Сейчас Ноэлла сердито подумала, что сэр Стефан наверняка проторчит в замке до самого вечера. И они будут вынуждены слушать его напыщенные и нудные речи, вместо того чтобы лишний раз побыть на свежем воздухе. Сбросив с себя амазонку, Ноэлла надела миленькое домашнее платье, которое недавно доставили из Йорка.

Оно было сшито по самой последней моде, с очень широкими рукавами и пышной юбкой. В нем ее тонкая талия – даже чересчур тонкая после стольких лет лишений – казалась совсем осиной, да и сама Ноэлла выглядела хрупкой, почти воздушной. Платье было цвета первых незабудок, скромно простирающих вверх свои крохотные голубые лепесточки среди ярких и пышных садовых цветов.

Ноэлла, входя в гостиную, и сама не представляла, насколько хороша в этом изящном платье с шапкой белокурых волос, обрамляющих ее нежное личико.

– Ну наконец-то! – воскликнул граф. – Сэр Стефан уже начал волноваться, что с вами что-то случилось.

– Простите, что заставила вас ждать, – извинилась Ноэлла.

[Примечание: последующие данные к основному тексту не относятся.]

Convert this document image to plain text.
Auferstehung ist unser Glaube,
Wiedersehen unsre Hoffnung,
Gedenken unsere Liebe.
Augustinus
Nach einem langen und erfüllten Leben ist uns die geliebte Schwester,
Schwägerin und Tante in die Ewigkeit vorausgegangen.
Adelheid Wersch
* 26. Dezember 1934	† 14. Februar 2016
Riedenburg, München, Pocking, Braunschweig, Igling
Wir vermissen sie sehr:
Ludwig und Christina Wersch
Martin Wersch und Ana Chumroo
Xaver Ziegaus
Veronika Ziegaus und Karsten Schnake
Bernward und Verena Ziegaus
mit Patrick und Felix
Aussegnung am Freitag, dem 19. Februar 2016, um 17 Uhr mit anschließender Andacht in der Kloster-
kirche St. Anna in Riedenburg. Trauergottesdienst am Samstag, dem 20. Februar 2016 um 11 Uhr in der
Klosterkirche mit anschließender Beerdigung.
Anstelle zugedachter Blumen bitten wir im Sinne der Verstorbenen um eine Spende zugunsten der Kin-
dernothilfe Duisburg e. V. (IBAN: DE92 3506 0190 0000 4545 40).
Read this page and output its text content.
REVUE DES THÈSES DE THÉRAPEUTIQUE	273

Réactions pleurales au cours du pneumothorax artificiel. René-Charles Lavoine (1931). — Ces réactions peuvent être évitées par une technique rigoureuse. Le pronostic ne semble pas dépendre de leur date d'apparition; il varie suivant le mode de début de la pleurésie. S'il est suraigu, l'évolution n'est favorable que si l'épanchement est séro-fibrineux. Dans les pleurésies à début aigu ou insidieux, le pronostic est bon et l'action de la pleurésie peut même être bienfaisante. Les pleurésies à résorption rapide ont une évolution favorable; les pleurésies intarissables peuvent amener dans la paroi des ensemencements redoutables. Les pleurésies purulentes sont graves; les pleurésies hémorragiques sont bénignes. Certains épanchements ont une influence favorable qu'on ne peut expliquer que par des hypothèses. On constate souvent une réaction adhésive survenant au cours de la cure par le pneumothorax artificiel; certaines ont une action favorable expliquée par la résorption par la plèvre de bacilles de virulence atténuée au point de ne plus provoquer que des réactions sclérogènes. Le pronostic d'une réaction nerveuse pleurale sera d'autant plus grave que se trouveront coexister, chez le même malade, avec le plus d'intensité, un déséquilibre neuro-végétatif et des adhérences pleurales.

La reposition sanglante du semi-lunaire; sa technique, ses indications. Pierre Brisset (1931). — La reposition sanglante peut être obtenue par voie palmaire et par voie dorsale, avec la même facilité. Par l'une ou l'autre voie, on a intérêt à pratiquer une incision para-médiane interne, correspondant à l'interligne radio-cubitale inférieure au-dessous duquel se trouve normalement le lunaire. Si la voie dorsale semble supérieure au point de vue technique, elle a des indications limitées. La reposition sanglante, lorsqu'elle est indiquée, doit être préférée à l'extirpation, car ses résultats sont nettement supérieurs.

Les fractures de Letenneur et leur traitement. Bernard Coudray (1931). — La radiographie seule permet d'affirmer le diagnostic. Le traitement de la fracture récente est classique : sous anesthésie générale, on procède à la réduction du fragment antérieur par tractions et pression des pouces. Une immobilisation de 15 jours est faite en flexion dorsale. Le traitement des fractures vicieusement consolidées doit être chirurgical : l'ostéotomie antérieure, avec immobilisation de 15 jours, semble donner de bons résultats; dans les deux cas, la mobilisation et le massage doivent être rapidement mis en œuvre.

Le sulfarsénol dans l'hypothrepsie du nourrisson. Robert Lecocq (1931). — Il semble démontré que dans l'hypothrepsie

Говоря это, она протянула руку сэру Стефану, и тот задержал ее в своей руке чуть дольше, чем это требовалось.

Как Ноэлла и ожидала, разговор немедленно зашел о лошадях, а посему никто не мешал ей рассматривать в свое удовольствие картины и великолепный расписной потолок. Она настолько была погружена в свои мысли, что не заметила, как обед подошел к концу, а обнаружив это, очень удивилась.

Все встали и направились к дверям, и в это время сэр Стефан обратился к графу:

– Могу я поговорить с вами наедине, Рэвенсдейл?

– Конечно, – согласился граф. – Пойдемте в библиотеку. Уверен, Ноэлла найдет чем занять себя в музыкальном салоне.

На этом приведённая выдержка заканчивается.